What kind of stars are found here?

A star in this region of the Hertzsprung-Russell diagram has a temperature of roughly 9,000 kelvin (9,000 K), a luminosity thirteen times greater than that of the Sun (13 × LSolar), and a radius 1.6 times larger than the Sun (R = 1.6 × RSolar). This star lies along the Main Sequence, where most stars (including the Sun) are found. The moderate temperature indicates quite yellow (moderate) colours.

Try to read the values of L, T, and R for yourself from the diagram. Do you estimate values for the luminosity, temperature, and size of the star similar to those listed above?

Hertzsprung-Russell Diagram. The x-axis is labeled 'Surface Temperature' (in units of kelvins) with high temperatures around 60,000 on the left and low temperatures around 3,000 on the right. The points representing stars which appear furthest to the left are drawn in blue, those in the middle temperature range are drawn in yellow and orange, and those furthest to the right are drawn in red. The y-axis is labeled Luminosity (in units of solar luminosity), with low luminosities around 0.0001 at the bottom and high luminosities around 200,000 at the top. A third parameter, Radius (in units of solar radii), is also labeled. Lines of constant radius extend from the upper-left to the lower-right, covering the whole space with a set of parallel lines. In the lower-left corner we find the line labeled 'R is equal to 0.001 solar radii'; successive lines are labeled 0.01, 0.1, 1, 10, 100, and 1,000 solar radii, with the line for 'R is equal to 1,000 solar radii' being located in the upper-right corner. A series of blue, yellow, and orange points scattered along the 'R is equal to 0.01 solar radii' line is made up of white dwarf stars. A large set of red (and a few yellow and orange) points made up of giant stars appears between the 1 and 1,000 solar radii lines. The 1 solar radii line extends from the upper-left corner to the lower-right corner. The Main Sequence (a curved sequence of blue, yellow, orange, and red points) mainly follows the 0.1 to 10 solar radii lines; at the high luminosity end it curves up to slightly higher luminosities and at the low luminosity end it curves down to slightly lower luminosities. In addition, there are three green lines on the figure which intersect around the point near to 9,000 kelvins and 13 solar luminosities. One points down to the x-axis, one points left to the y-axis, and one is parallel to the black lines of constant radius (being drawn at a radius of around 1.6 solar radii).
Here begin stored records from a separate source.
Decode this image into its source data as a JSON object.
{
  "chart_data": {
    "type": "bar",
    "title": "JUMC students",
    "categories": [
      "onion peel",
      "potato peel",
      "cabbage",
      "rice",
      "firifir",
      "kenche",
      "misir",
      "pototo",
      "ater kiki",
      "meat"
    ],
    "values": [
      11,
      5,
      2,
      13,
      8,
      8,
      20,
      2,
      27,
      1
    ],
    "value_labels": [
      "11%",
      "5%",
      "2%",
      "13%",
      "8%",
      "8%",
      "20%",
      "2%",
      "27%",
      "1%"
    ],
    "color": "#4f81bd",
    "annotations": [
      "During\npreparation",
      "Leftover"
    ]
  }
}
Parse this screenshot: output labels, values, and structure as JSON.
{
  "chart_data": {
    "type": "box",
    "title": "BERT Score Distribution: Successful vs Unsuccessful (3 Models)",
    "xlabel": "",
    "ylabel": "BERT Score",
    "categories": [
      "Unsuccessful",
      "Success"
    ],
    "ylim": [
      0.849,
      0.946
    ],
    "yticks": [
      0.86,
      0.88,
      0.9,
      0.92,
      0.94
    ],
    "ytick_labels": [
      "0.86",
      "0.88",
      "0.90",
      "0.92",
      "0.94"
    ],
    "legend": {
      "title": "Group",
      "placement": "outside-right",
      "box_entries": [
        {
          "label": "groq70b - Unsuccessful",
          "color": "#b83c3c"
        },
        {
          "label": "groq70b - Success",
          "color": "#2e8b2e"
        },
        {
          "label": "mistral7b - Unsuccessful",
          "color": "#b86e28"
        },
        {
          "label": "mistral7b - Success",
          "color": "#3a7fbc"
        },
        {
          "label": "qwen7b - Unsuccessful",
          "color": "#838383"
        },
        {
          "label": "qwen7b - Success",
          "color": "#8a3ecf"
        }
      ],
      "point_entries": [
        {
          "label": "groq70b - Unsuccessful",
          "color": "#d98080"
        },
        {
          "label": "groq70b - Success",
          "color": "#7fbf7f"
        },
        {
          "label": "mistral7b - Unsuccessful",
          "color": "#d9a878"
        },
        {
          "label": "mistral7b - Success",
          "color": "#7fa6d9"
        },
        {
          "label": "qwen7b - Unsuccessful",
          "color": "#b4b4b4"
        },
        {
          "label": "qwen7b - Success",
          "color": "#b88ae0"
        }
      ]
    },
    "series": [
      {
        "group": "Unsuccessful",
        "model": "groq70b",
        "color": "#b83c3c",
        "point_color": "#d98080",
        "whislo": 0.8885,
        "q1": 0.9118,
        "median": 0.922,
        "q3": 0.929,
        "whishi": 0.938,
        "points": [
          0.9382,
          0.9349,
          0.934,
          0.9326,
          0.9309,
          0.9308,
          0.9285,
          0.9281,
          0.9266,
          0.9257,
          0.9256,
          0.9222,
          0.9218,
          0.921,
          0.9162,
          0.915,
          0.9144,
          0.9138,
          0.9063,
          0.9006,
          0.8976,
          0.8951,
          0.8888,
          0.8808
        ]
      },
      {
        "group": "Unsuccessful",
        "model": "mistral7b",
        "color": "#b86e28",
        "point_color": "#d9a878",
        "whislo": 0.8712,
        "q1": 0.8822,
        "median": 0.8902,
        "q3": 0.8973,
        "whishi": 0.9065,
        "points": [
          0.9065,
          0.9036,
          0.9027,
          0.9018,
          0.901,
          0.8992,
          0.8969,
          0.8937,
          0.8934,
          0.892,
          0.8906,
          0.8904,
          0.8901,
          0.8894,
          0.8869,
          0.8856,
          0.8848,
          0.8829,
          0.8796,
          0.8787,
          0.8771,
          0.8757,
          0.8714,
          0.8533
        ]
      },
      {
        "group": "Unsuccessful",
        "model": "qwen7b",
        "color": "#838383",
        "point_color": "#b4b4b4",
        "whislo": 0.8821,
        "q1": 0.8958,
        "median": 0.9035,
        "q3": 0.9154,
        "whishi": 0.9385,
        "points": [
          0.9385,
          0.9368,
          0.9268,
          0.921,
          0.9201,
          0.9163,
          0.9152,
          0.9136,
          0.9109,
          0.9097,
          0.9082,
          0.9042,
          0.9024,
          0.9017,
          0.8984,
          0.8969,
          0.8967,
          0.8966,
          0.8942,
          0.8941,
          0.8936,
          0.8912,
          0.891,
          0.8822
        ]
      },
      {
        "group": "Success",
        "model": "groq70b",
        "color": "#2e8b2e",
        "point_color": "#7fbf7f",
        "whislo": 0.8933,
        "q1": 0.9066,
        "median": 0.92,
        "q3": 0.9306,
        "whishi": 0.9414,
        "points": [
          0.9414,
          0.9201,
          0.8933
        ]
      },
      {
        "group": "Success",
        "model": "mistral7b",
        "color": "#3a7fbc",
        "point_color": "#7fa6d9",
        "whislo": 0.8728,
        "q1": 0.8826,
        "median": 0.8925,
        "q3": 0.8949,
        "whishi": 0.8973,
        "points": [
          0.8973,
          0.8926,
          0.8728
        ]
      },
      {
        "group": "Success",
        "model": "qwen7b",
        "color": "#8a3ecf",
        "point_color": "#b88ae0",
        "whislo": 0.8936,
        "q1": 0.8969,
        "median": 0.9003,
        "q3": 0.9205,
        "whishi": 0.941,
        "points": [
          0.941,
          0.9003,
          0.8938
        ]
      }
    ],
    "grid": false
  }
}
How can we find the exact luminosity L of a star in this region of the Hertzsprung-Russell diagram, if we know its temperature T and its radius R?

We can use the Stefan-Boltzmann Law to relate the temperature (T), size (R), and luminosity (L) of a star to each other. Measuring L, R, and T in solar units, we say that:

Equation: L is equal to R-squared times T-raised to the fourth power

Let us say that the temperature of the star is exactly 8,760 K. We know that the temperature of the Sun is 5,800 K, so we can convert the temperature of the star into solar units. This is just a way of asking How hot is the star relative to the Sun? (If the star is twice as hot as the Sun, for example, T = 2 × TSolar. If the star is half as hot as the Sun, T = 0.5 × TSolar.)

Equation: T is equal to 8,760 K, which is equal to 8,760 K, divided by 5,800 K in units of solar temperature which is equal to 1.51 in units of solar temperature (1.51 times hotter than the Sun).

This star is one and one-half times hotter than the Sun. Now assume that the radius of the star is exactly 1.61 × RSolar. (We don't need to convert this radius to solar units, as we are already using them.) The final step is to calculate the luminosity L, from T and R.

Equation: L is equal to 1.610-squared times 1.51-raised to the fourth power, which is equal to 13.4 in units of solar luminosity (13.4 times more luminous than the Sun).

We estimated a similar value of L = 13 LSolar from the diagram – so we did a good job working with our eyes!